Abstracting binary data using BIN provides a consistent method for functions to return binary data blocks.

Data Compression

Overview

Binary data may be compressed like so.

#include <c-craft/bin.h>

unsigned char data[512];        /* Data to compress. */

MEM_SCOPE mem = sm_create(0);

BIN data = bin_compress(mem, data, sizeof(data), NULL);

And expanded like so.

#include <c-craft/bin.h>

unsigned char data[512];        /* Compressed data. */

MEM_SCOPE mem = sm_create(0);

BIN data = bin_expand(mem, data, sizeof(data), NULL);

Data compression in C-Craft is implemented as a sequence of encodings. You can access the individual compression encoding stages if you need more detailed control over the compression process.

Run Length Encoding

Run length encoding swaps a sequence of identical bytes for a byte and count pair.

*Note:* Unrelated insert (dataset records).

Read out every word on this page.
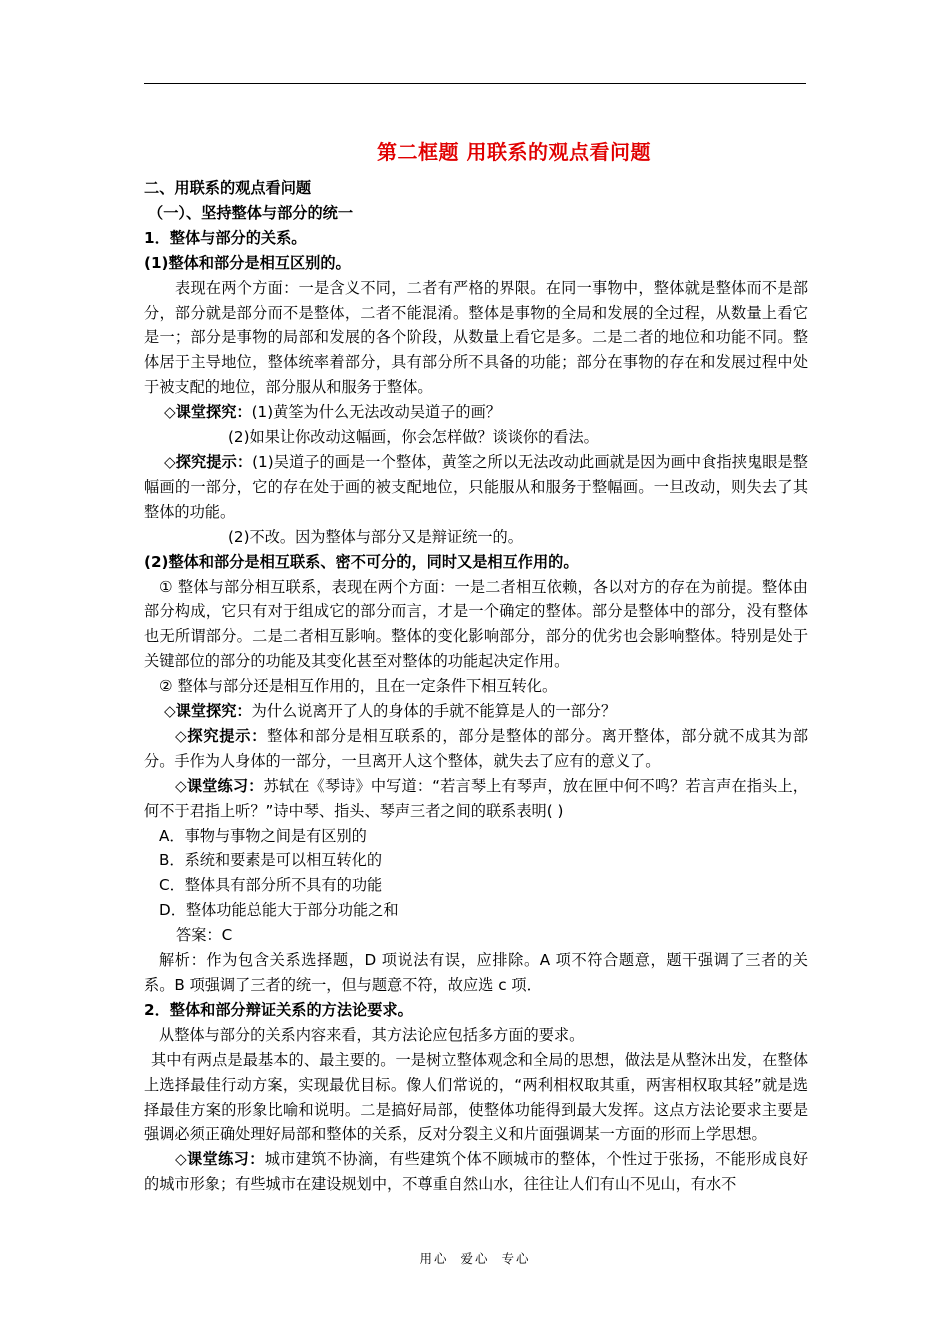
第二框题 用联系的观点看问题

二、用联系的观点看问题

（一）、坚持整体与部分的统一

1．整体与部分的关系。

(1)整体和部分是相互区别的。

表现在两个方面：一是含义不同，二者有严格的界限。在同一事物中，整体就是整体而不是部分，部分就是部分而不是整体，二者不能混淆。整体是事物的全局和发展的全过程，从数量上看它是一；部分是事物的局部和发展的各个阶段，从数量上看它是多。二是二者的地位和功能不同。整体居于主导地位，整体统率着部分，具有部分所不具备的功能；部分在事物的存在和发展过程中处于被支配的地位，部分服从和服务于整体。

◇课堂探究：(1)黄筌为什么无法改动吴道子的画？

(2)如果让你改动这幅画，你会怎样做？谈谈你的看法。

◇探究提示：(1)吴道子的画是一个整体，黄筌之所以无法改动此画就是因为画中食指挟鬼眼是整幅画的一部分，它的存在处于画的被支配地位，只能服从和服务于整幅画。一旦改动，则失去了其整体的功能。

(2)不改。因为整体与部分又是辩证统一的。

(2)整体和部分是相互联系、密不可分的，同时又是相互作用的。

① 整体与部分相互联系，表现在两个方面：一是二者相互依赖，各以对方的存在为前提。整体由部分构成，它只有对于组成它的部分而言，才是一个确定的整体。部分是整体中的部分，没有整体也无所谓部分。二是二者相互影响。整体的变化影响部分，部分的优劣也会影响整体。特别是处于关键部位的部分的功能及其变化甚至对整体的功能起决定作用。

② 整体与部分还是相互作用的，且在一定条件下相互转化。

◇课堂探究：为什么说离开了人的身体的手就不能算是人的一部分？

◇探究提示：整体和部分是相互联系的，部分是整体的部分。离开整体，部分就不成其为部分。手作为人身体的一部分，一旦离开人这个整体，就失去了应有的意义了。

◇课堂练习：苏轼在《琴诗》中写道：“若言琴上有琴声，放在匣中何不鸣？若言声在指头上，何不于君指上听？”诗中琴、指头、琴声三者之间的联系表明( )

A．事物与事物之间是有区别的

B．系统和要素是可以相互转化的

C．整体具有部分所不具有的功能

D．整体功能总能大于部分功能之和

答案：C

解析：作为包含关系选择题，D 项说法有误，应排除。A 项不符合题意，题干强调了三者的关系。B 项强调了三者的统一，但与题意不符，故应选 c 项．

2．整体和部分辩证关系的方法论要求。

从整体与部分的关系内容来看，其方法论应包括多方面的要求。

其中有两点是最基本的、最主要的。一是树立整体观念和全局的思想，做法是从整沐出发，在整体上选择最佳行动方案，实现最优目标。像人们常说的，“两利相权取其重，两害相权取其轻”就是选择最佳方案的形象比喻和说明。二是搞好局部，使整体功能得到最大发挥。这点方法论要求主要是强调必须正确处理好局部和整体的关系，反对分裂主义和片面强调某一方面的形而上学思想。

◇课堂练习：城市建筑不协滴，有些建筑个体不顾城市的整体，个性过于张扬，不能形成良好的城市形象；有些城市在建设规划中，不尊重自然山水，往往让人们有山不见山，有水不

用心 爱心 专心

This is useful for data that often has long runs of the same byte value. However, for some data it may not be able to compress at all.

#include <c-craft/bin.h>

unsigned char data[512];        /* Data to compress. */

MEM_SCOPE mem = sm_create(0);

BIN bin = rle_encode(mem, data, sizeof(data));

unsigned char *data = bin_data(bin);
size_t len = bin_len(bin);

bin = rle_decode(mem, data, len);

Back Reference

Back reference encoding (LZ77) maintains a sliding window of previously seen data. It swaps repeating patterns for back reference pointers. The window size is a configurable parameter. Larger windows take more memory and are slower to process, but have greater potential for better compression. For in memory compression such as this, the window can be as much as the whole data block. The only reason to choose a smaller window would be for processing speed.

#include <c-craft/bin.h>

unsigned char data[512];        /* Data to compress. */

MEM_SCOPE mem = sm_create(0);

/* Use 0 to set maximum window size. */
BIN bin = lz77_encode(mem, data, sizeof(data), 0);

unsigned char *data = bin_data(bin);
size_t len = bin_len(bin);

bin = lz77_decode(mem, data, len);

Huffman Encoding

Huffman encoding is normally the final compression stage. It swaps each possible byte value with shorter bit patterns. This requires building a table of byte values in order to assign bit patterns to each byte. Consequently, it requires more processing and memory than other algorithms.

#include <c-craft/bin.h>

unsigned char data[512];        /* Data to compress. */

MEM_SCOPE mem = sm_create(0);

/* Use 0 to set maximum window size. */
BIN bin = huffman_encode(mem, data, sizeof(data), 0);

unsigned char *data = bin_data(bin);
size_t len = bin_len(bin);

bin = huffman_decode(mem, data, len);